Tribunal Administratif de Lille — Décision N° TA59-2200633
mercredi 26 juin 2024
| Juridiction | Tribunal Administratif de Lille |
| Section | Tribunal Administratif de Lille |
| N° Dossier | TA59-2200633 |
| Type | Décision |
| Recours | Excès de pouvoir |
| Publication | D |
| Formation | juge unique (6) |
| Avocat requérant | LACHEVRE |
Texte intégral
Vu la procédure suivante :
Par une requête et un mémoire, enregistrés le 27 janvier 2022 et le 21 juillet 2023, Mme D B, représentée par Me Lachèvre, demande au tribunal :
1°) d'annuler la décision du 7 octobre 2021 par laquelle le président du conseil départemental du Pas-de-Calais a réduit de 80% son allocation de revenu de solidarité active pour une durée d'un mois ;
2°) d'annuler la décision du 8 novembre 2021 par laquelle le président du conseil départemental du Pas-de-Calais a supprimé, à compter du 1er novembre 2021 et pour une durée d'un mois, le versement du revenu de solidarité active ;
3°) d'annuler la décision du 1er décembre 2021, prise sur recours administratif préalable obligatoire, par laquelle le président du conseil départemental du Pas-de-Calais a confirmé les décisions précitées du 7 novembre et 8 décembre 2021 ;
4°) d'enjoindre au département du Pas-de-Calais de rétablir ses droits au revenu de solidarité active à compter du 1er octobre 2021 ;
5°) de condamner le département du Pas-de-Calais à lui verser la somme de 1 393 euros au titre de la régularisation rétroactive du revenu de solidarité active ;
6°) de mettre à la charge de l'Etat la somme de 1 200 euros au titre de l'article L. 761-1 du code de justice administrative.
Elle soutient que :
- la décision attaquée a été prise par une autorité incompétente ;
- la procédure est irrégulière dès lors qu'elle n'a pas été en mesure de présenter, préalablement aux décisions attaquées, ses observations ;
- la décision est insuffisamment motivée ;
- la décision attaquée est entachée d'une erreur de droit, une absence à un rendez-vous ne pouvant, au regard des dispositions de l'article L. 262-37 du code de l'action sociale et des familles, justifier une suspension du revenu de solidarité active ;
- elle disposait d'un motif légitime, dont elle a informé son référent, pour ne pas se rendre au rendez-vous ;
- les sanctions prises par le président du conseil départemental du Pas-de-Calais sont fondées sur un contrat d'engagements réciproques qui avait pris fin.

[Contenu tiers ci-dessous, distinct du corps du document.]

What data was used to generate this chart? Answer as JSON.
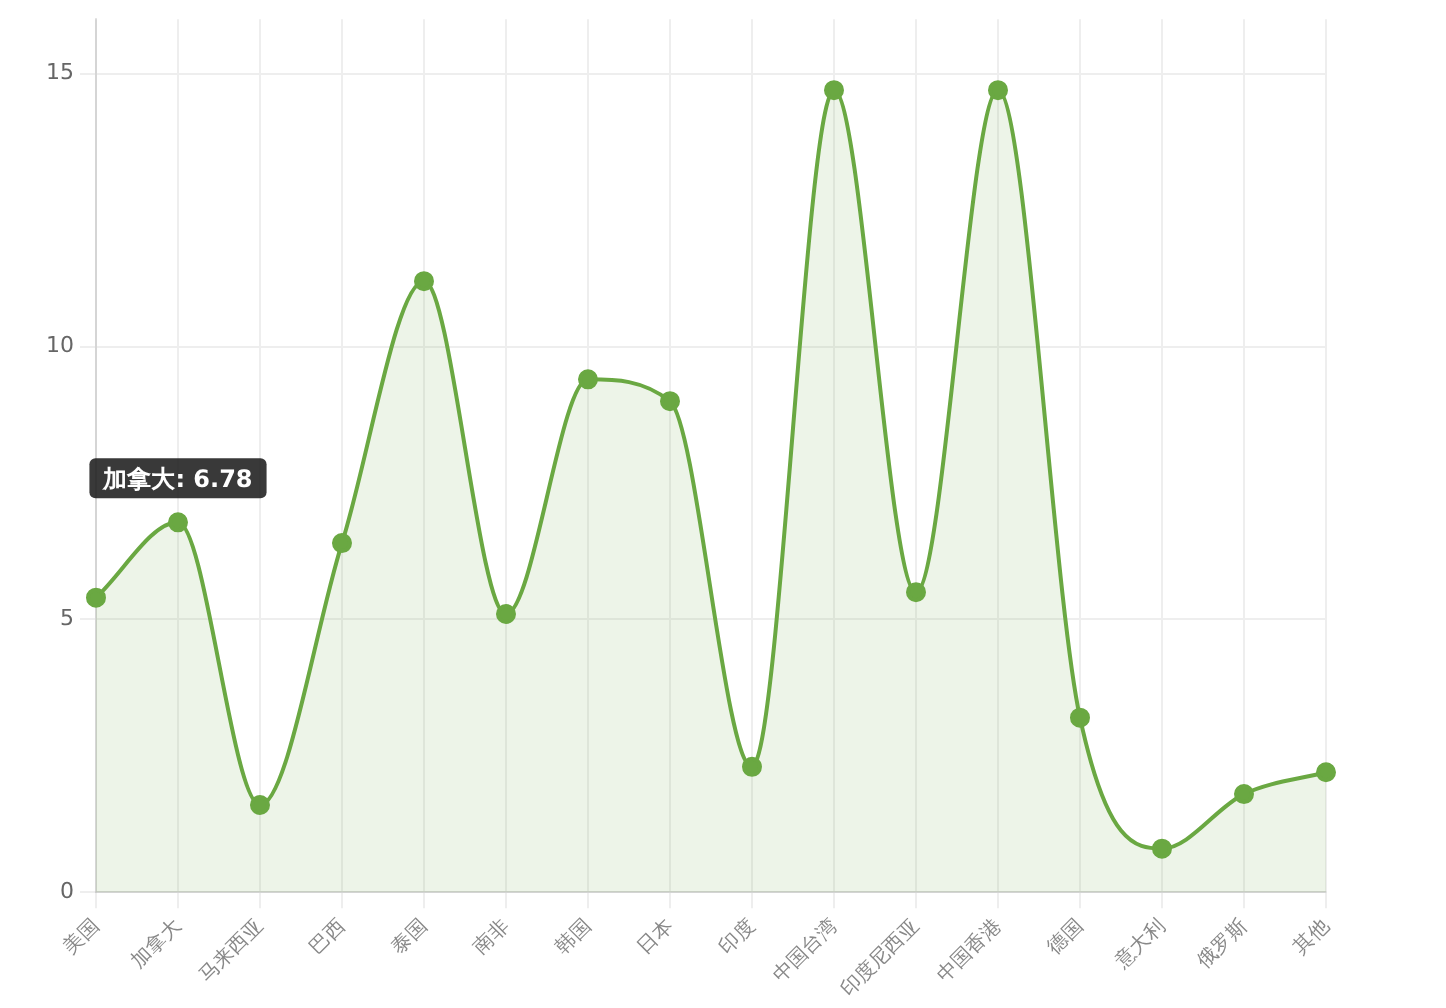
{
  "chart_data": {
    "type": "area",
    "categories": [
      "美国",
      "加拿大",
      "马来西亚",
      "巴西",
      "泰国",
      "南非",
      "韩国",
      "日本",
      "印度",
      "中国台湾",
      "印度尼西亚",
      "中国香港",
      "德国",
      "意大利",
      "俄罗斯",
      "其他"
    ],
    "series": [
      {
        "color": "#6aa842",
        "values": [
          5.4,
          6.78,
          1.6,
          6.4,
          11.2,
          5.1,
          9.4,
          9.0,
          2.3,
          14.7,
          5.5,
          14.7,
          3.2,
          0.8,
          1.8,
          2.2
        ]
      }
    ],
    "ylim": [
      0,
      16
    ],
    "yticks": [
      0,
      5,
      10,
      15
    ],
    "grid": true,
    "legend": false,
    "marker": "circle",
    "annotations": [
      {
        "text": "加拿大: 6.78",
        "x": "加拿大",
        "y": 6.78
      }
    ]
  }
}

Par un mémoire, enregistré le 25 avril 2022, le département du Pas-de-Calais conclut au rejet de la requête.
Il fait valoir que les moyens de la requête ne sont pas fondés.
Les parties ont été informées, en application des dispositions de l'article R. 611-7 du code de justice administrative, de ce que le jugement était susceptible d'être fondé sur le moyen relevé d'office tiré de l'irrecevabilité des conclusions à fin d'annulation des courriers du 7 octobre 2021 et du 8 novembre 2021 en tant que la décision du 1er décembre 2021, prise sur recours administratif préalable obligatoire, se substitue aux décisions précitées.
Vu les autres pièces du dossier.
Vu :
- le code de l'action sociale et des familles ;
- le code des relations entre le public et l'administration
- le code de justice administrative.
Les parties ont été régulièrement averties du jour de l'audience.
Le président du tribunal a désigné M. Riou, vice-président, pour statuer sur le litige en application de l'article R. 222-13 du code de justice administrative.
Le président de la formation de jugement a dispensé la rapporteure publique, sur sa proposition, de prononcer des conclusions à l'audience.
Le rapport de M. Riou a été entendu au cours de l'audience publique.
La clôture de l'instruction a été prononcée, en application de l'article R. 772-9 du code de justice administrative, à l'issue de l'audience.
Considérant ce qui suit :
1. Mme D B, allocataire du revenu de solidarité active, a signé, le 3 décembre 2019, un contrat d'engagement réciproques avec le département du Pas-de-Calais, en vertu des dispositions de l'article L. 262-28 du code de l'action sociale et des familles. Estimant que le contrat d'engagements réciproques n'avait pas été respecté du fait de l'absence injustifiée à un rendez-vous fixé avec le référent de l'allocataire pour la signature d'un nouveau contrat d'engagements réciproques, le président du conseil départemental du Pas-de-Calais a appliqué à Mme B une sanction de réduction de 80% de son revenu de solidarité active pour une durée d'un mois, par décision du 7 octobre 2021. A défaut de régularisation de sa situation par l'allocataire, une suppression totale de l'allocation, pour une durée d'un mois, a ensuite été appliquée, par une décision du 8 novembre 2021. Mme B a formé un recours administratif préalable obligatoire contre ces deux décisions, par un courrier du 10 novembre 2021, reçu le 17 du même mois par les services du département. Par une décision en date du 1er décembre 2021, le président du conseil départemental du Pas-de-Calais a rejeté ce recours administratif contre ces deux décisions. Par la présente requête, Mme B demande l'annulation des trois décisions précitées.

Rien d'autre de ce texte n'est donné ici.